The other major project on Nassau is the Downtown Nassau Partnership. It’s looking to re-create the whole downtown experience and bring in boutique hotels, retailers, restaurants, and also have residential areas. For more see

Since it opened in 1998, I’ve always wanted to go to Atlantis, a resort on Paradise Island featuring a 200-million-gallon water park. I really wanted to go down one of the four waterslides, but it wasn’t going to happen this trip. The closest I got was touring around the lobby. To get there requires crossing a bridge either by foot or car ($2 toll). I must say, in my brief and limited time there, I was heavily disappointed. I felt like I was in a cheesy Las Vegas. Maybe it’s because I didn’t get to see all of it, but who knows. TIP: I learned a great money-saving tip from Mr. Simms. If you don’t want to pay the high price of Atlantis’s hotel rooms or buy a day pass to the water park for $150, stay at the nearby and significantly cheaper Comfort Suites, which grants guests all access.

DID YOU KNOW: It’s illegal for locals and residents to gamble in the Bahamas.


The most relaxing thing we did for our 48 hours in the Bahamas was go out on a chartered boat for a three-hour tour. Our hosts rented the boat Equinox, (website) one of the many multimillion-dollar yachts available for rent. The Equinox goes for about $6 million new. It has three bedrooms and bathrooms, a living room, kitchen, a bar . . . They normally charter it for a full day, which goes for $5,000 to $6,000 but includes gas, food, drink, and Jet Skis for up to 15 people. We had an amazing time and lunch was delicious (surf and turf). Besides the delicious food, we had a friendly crew and, most of all, incredible views.
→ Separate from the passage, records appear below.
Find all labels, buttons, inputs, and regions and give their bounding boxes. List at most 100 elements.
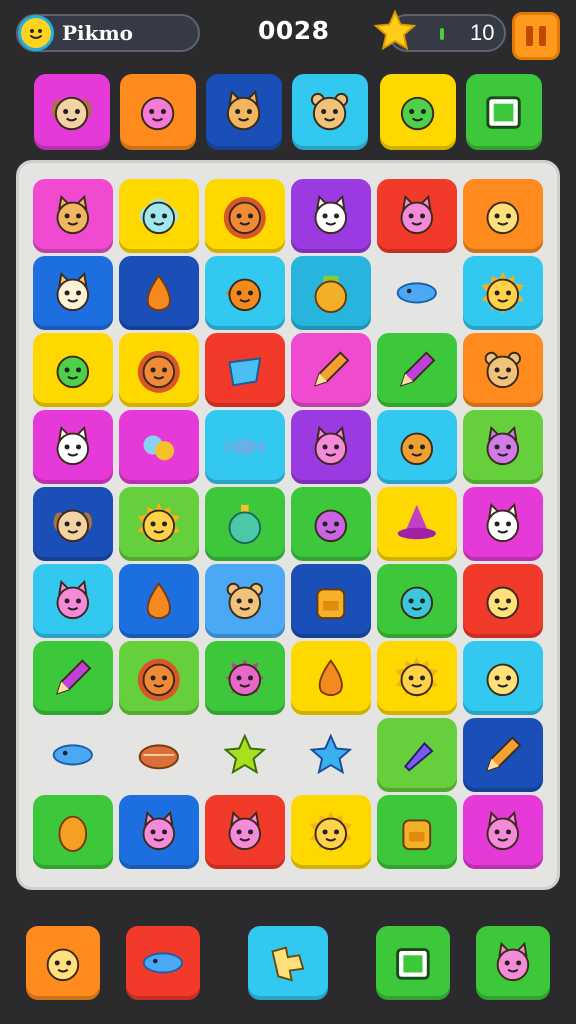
board-tile[interactable]: [291, 487, 371, 561]
board-tile[interactable]: [463, 410, 543, 484]
board-tile[interactable]: [463, 718, 543, 792]
board-tile[interactable]: [119, 487, 199, 561]
board-tile[interactable]: [205, 410, 285, 484]
pink-cat-icon: [228, 810, 262, 851]
top-tray-tile[interactable]: [292, 74, 368, 150]
blue-fish-icon: [52, 744, 94, 766]
board-tile[interactable]: [463, 333, 543, 407]
bottom-tray-tile[interactable]: [26, 926, 100, 1000]
board-tile[interactable]: [205, 795, 285, 869]
board-tile[interactable]: [377, 718, 457, 792]
board-tile[interactable]: [119, 179, 199, 253]
board-tile[interactable]: [291, 795, 371, 869]
board-tile[interactable]: [33, 718, 113, 792]
purple-pencil-icon: [56, 659, 92, 695]
green-slime-icon: [56, 355, 90, 389]
board-tile[interactable]: [291, 333, 371, 407]
board-tile[interactable]: [205, 487, 285, 561]
lion-face-icon: [137, 658, 181, 701]
green-slime-icon: [401, 97, 435, 131]
board-tile[interactable]: [119, 718, 199, 792]
blue-fish-icon: [142, 952, 184, 974]
board-tile[interactable]: [119, 564, 199, 638]
board-tile[interactable]: [119, 256, 199, 330]
board-tile[interactable]: [119, 410, 199, 484]
pencil-icon: [314, 351, 350, 387]
top-tray-tile[interactable]: [120, 74, 196, 150]
bear-face-icon: [226, 582, 264, 620]
white-cat-icon: [314, 194, 348, 235]
board-tile[interactable]: [119, 333, 199, 407]
purple-blob-icon: [314, 509, 348, 543]
board-tile[interactable]: [463, 641, 543, 715]
board-tile[interactable]: [377, 179, 457, 253]
pause-button[interactable]: [512, 12, 560, 60]
top-tray-tile[interactable]: [466, 74, 542, 150]
chick-face-icon: [486, 586, 520, 620]
board-tile[interactable]: [291, 256, 371, 330]
lion-face-icon: [137, 350, 181, 393]
star-count: 10: [470, 20, 495, 45]
pink-cat-icon: [142, 810, 176, 851]
blue-star-icon: [309, 733, 353, 775]
board-tile[interactable]: [205, 256, 285, 330]
board-tile[interactable]: [33, 564, 113, 638]
bottom-tray-tile[interactable]: [248, 926, 328, 1000]
orange-drop-icon: [146, 274, 172, 312]
top-tray-tile[interactable]: [34, 74, 110, 150]
board-tile[interactable]: [463, 179, 543, 253]
backpack-icon: [402, 819, 432, 851]
fox-face-icon: [56, 271, 90, 312]
board-tile[interactable]: [33, 333, 113, 407]
board-tile[interactable]: [205, 564, 285, 638]
board-tile[interactable]: [377, 410, 457, 484]
board-tile[interactable]: [377, 487, 457, 561]
board-tile[interactable]: [33, 641, 113, 715]
pink-spiky-icon: [225, 658, 265, 698]
board-tile[interactable]: [291, 641, 371, 715]
board-tile[interactable]: [119, 795, 199, 869]
board-tile[interactable]: [377, 564, 457, 638]
board-tile[interactable]: [377, 333, 457, 407]
board-tile[interactable]: [33, 487, 113, 561]
bottom-tray-tile[interactable]: [376, 926, 450, 1000]
chick-face-icon: [486, 663, 520, 697]
orange-drop-icon: [318, 659, 344, 697]
board-tile[interactable]: [33, 256, 113, 330]
board-tile[interactable]: [291, 179, 371, 253]
board-tile[interactable]: [33, 410, 113, 484]
bottom-tray-tile[interactable]: [126, 926, 200, 1000]
bottom-tray-tile[interactable]: [476, 926, 550, 1000]
board-tile[interactable]: [463, 795, 543, 869]
top-tray-tile[interactable]: [206, 74, 282, 150]
smiley-face-icon[interactable]: [18, 15, 54, 51]
board-tile[interactable]: [205, 641, 285, 715]
dog-face-icon: [52, 97, 92, 131]
board-tile[interactable]: [291, 410, 371, 484]
board-tile[interactable]: [205, 179, 285, 253]
score-display: 0028: [258, 16, 330, 45]
pencil-icon: [486, 736, 522, 772]
board-tile[interactable]: [33, 795, 113, 869]
dog-face-icon: [53, 509, 93, 543]
board-tile[interactable]: [291, 564, 371, 638]
top-tray-tile[interactable]: [380, 74, 456, 150]
pie-icon: [138, 744, 180, 770]
pause-icon: [526, 26, 533, 46]
board-tile[interactable]: [377, 641, 457, 715]
lion-face-icon: [223, 196, 267, 239]
board-tile[interactable]: [205, 718, 285, 792]
orange-fish-icon: [225, 278, 262, 312]
cat-face-icon: [227, 90, 261, 131]
player-panel[interactable]: Pikmo: [16, 14, 200, 52]
board-tile[interactable]: [377, 256, 457, 330]
board-tile[interactable]: [377, 795, 457, 869]
board-tile[interactable]: [463, 487, 543, 561]
board-tile[interactable]: [33, 179, 113, 253]
board-tile[interactable]: [463, 564, 543, 638]
pink-cat-icon: [314, 425, 348, 466]
board-tile[interactable]: [463, 256, 543, 330]
board-tile[interactable]: [205, 333, 285, 407]
board-tile[interactable]: [119, 641, 199, 715]
board-tile[interactable]: [291, 718, 371, 792]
My flight to Fort Lauderdale was on JetBlue and scheduled for 9:05 a.m. Mr. Simms picked me up at 7, and 10 minutes later I was back at NAS. I was bummed that the new terminal wasn’t open, because the old one is in dire straits. The good news is it wasn’t busy, with just two people in front of me at the JetBlue ticket counter. There was also no wait at security, which might be why the screener was literally sleeping on the job, but somehow he still flagged my bag as suspicious for all of its electronics. By the way, they have the same security rules as America–no shoes, jackets, or liquids, and computers have to come out. What’s really nice is that the United States offers pre-clearance in Nassau (and Freeport), so when you arrive in the United States you are treated like a domestic passenger. There was no line for DHS, and the agents behind the glass walls were friendly, as were some of the airport concession-stand workers I talked to, who all can’t wait for the new terminal to open. Me, too.